11.15.01

One day you see a strange little girl feeling blue

Last night I tried to go to sleep early. I even turned of the computer and crawled into my flannel pyjamas and inbetween cool sheets. Then I layed there on my back with my eyes open and my head spinning. And slowly tears started running down my cheeks into my ears. I cried and I cried. And I listened to James Taylor, which usually calms me down, but it didn't work.

I just cried and thought about what I may have lost. And I thought about what she said, and realized it may be true. I thought about why I want Zach. It's because he wants me. Because sometimes I feel so goddamn alone, and he's there. He puts his arms around me and I can feel the heat of his chest against my back. And he runs his fingers through my hair and askes me what I'm thinking. And maybe most important of all, when I told him I was a little upset he called me and made me talk about it. Told me he wanted to make sure I was ok.

It's been so fucking long since any boy has told me he wanted to make sure I was ok. Has told me that he cared.
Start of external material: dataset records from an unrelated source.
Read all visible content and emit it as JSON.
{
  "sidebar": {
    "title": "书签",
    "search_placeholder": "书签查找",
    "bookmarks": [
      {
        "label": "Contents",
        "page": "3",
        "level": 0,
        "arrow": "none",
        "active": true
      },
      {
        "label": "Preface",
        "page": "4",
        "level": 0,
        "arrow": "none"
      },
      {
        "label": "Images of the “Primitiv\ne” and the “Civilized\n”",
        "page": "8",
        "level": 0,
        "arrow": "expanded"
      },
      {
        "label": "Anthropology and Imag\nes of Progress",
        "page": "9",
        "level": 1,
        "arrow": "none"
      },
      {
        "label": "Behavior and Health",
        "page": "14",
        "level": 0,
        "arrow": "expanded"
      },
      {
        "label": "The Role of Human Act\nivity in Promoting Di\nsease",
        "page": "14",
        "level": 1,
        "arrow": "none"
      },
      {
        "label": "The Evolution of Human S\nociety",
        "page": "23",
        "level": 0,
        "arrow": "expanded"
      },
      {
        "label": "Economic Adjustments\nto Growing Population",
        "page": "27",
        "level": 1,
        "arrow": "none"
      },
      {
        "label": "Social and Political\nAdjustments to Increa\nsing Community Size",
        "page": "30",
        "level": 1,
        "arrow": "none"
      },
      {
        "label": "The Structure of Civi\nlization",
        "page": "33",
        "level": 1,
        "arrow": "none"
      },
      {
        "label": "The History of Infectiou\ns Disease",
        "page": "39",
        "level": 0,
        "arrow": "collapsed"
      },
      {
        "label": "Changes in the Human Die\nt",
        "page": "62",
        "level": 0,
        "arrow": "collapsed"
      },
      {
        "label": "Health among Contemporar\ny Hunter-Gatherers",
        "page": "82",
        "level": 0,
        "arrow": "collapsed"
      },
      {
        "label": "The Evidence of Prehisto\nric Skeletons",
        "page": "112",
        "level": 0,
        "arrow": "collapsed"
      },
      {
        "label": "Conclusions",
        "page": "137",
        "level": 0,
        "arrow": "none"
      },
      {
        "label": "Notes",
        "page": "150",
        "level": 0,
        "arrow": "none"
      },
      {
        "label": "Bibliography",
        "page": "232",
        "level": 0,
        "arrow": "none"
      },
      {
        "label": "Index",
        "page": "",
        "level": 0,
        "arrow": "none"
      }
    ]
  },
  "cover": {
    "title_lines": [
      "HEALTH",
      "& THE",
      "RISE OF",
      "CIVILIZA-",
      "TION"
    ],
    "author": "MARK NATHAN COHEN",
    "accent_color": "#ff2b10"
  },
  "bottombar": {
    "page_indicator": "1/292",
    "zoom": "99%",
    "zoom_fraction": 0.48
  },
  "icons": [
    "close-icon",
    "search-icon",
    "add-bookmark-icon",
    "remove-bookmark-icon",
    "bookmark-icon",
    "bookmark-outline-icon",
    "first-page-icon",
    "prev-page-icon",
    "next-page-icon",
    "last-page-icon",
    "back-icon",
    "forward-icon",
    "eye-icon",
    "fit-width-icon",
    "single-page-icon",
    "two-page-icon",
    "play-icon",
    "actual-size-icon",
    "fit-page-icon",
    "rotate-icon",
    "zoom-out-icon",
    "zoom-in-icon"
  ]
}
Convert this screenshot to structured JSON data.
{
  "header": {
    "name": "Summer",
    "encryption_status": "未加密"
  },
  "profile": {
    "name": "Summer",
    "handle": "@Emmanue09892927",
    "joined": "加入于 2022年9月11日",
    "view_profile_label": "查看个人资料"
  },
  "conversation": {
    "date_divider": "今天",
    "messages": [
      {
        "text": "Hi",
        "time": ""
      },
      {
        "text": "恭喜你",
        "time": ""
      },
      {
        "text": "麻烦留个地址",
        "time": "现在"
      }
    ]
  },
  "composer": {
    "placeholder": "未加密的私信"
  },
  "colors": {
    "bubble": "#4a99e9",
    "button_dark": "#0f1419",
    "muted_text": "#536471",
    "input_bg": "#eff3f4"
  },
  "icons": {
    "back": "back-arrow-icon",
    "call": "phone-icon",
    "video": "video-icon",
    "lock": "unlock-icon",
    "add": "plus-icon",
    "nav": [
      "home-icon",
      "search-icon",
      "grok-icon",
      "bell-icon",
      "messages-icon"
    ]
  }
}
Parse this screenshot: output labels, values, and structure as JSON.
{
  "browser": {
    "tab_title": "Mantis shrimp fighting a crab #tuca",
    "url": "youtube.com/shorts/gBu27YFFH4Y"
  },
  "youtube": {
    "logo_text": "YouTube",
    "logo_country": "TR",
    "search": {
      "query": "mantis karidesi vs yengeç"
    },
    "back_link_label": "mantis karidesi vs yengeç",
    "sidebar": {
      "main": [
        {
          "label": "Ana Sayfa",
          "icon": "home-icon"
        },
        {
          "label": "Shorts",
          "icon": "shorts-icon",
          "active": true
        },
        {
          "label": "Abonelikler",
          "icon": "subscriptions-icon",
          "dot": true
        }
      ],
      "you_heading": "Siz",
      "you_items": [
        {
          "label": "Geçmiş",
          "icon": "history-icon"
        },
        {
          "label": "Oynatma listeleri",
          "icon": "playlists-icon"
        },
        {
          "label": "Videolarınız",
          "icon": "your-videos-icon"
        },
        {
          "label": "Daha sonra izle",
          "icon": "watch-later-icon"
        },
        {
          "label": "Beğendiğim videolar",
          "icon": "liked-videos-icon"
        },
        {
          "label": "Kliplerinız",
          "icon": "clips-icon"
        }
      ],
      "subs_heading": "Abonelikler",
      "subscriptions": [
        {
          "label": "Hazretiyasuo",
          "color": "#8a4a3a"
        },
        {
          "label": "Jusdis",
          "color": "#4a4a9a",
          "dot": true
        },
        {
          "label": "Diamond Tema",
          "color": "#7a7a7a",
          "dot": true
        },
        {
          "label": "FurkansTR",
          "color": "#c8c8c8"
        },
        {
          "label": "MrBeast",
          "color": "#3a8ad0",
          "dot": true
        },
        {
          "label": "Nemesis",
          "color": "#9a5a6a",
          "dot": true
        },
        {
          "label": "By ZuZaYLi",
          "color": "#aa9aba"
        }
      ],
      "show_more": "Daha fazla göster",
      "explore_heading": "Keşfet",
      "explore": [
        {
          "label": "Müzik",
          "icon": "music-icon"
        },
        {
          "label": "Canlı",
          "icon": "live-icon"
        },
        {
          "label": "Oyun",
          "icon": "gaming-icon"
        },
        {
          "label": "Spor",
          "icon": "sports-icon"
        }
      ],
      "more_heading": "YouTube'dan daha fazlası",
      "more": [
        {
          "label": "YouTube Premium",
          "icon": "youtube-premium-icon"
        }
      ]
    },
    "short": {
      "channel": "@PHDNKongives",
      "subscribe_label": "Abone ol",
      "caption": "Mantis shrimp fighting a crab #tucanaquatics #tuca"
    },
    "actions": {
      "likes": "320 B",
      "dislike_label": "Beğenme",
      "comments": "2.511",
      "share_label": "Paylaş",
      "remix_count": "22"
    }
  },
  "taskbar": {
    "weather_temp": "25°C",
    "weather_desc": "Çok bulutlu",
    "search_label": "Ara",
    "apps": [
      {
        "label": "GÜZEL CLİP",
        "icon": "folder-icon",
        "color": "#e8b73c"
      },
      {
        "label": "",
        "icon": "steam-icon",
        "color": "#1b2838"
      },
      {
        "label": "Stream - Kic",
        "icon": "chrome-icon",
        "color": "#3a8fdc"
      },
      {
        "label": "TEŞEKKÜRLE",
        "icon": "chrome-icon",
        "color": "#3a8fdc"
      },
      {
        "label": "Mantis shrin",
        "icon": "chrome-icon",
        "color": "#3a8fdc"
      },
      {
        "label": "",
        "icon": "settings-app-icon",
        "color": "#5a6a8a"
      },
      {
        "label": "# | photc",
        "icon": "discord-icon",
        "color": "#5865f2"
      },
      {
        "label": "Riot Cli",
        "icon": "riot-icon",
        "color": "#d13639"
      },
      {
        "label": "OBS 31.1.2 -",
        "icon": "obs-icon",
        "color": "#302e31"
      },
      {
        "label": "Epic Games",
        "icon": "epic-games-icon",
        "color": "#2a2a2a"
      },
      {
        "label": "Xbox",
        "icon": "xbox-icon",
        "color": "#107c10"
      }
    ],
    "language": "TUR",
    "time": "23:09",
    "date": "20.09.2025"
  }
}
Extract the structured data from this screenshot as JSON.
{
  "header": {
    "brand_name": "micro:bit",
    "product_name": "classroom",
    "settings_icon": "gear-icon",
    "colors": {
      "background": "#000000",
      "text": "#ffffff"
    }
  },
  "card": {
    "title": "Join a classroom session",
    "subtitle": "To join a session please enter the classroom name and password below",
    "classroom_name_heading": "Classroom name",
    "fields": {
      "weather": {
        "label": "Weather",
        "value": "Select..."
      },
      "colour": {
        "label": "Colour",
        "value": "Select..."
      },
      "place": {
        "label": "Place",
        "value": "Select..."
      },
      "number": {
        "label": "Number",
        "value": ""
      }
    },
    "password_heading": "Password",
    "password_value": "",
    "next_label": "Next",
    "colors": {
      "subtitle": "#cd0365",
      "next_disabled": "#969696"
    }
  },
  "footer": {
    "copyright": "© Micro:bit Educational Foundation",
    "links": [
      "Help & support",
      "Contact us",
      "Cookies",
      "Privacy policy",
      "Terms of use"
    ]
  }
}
Has really wanted me for more than a fleeting moment. And now there's a boy who does. And I'm scared because I may have already lost people I thought I loved. And I'm not sure that he hasn't loved her all along.

I don't know what to do. There's this feeling of obligation in my head that tells me to tell him we can't see each other - to tell him that this isn't right. But my heart keeps telling me to wait just one more day, she might forgive me. To wait until after the next fuck, to wait until the next conversation. Because it feels so fucking good to be held.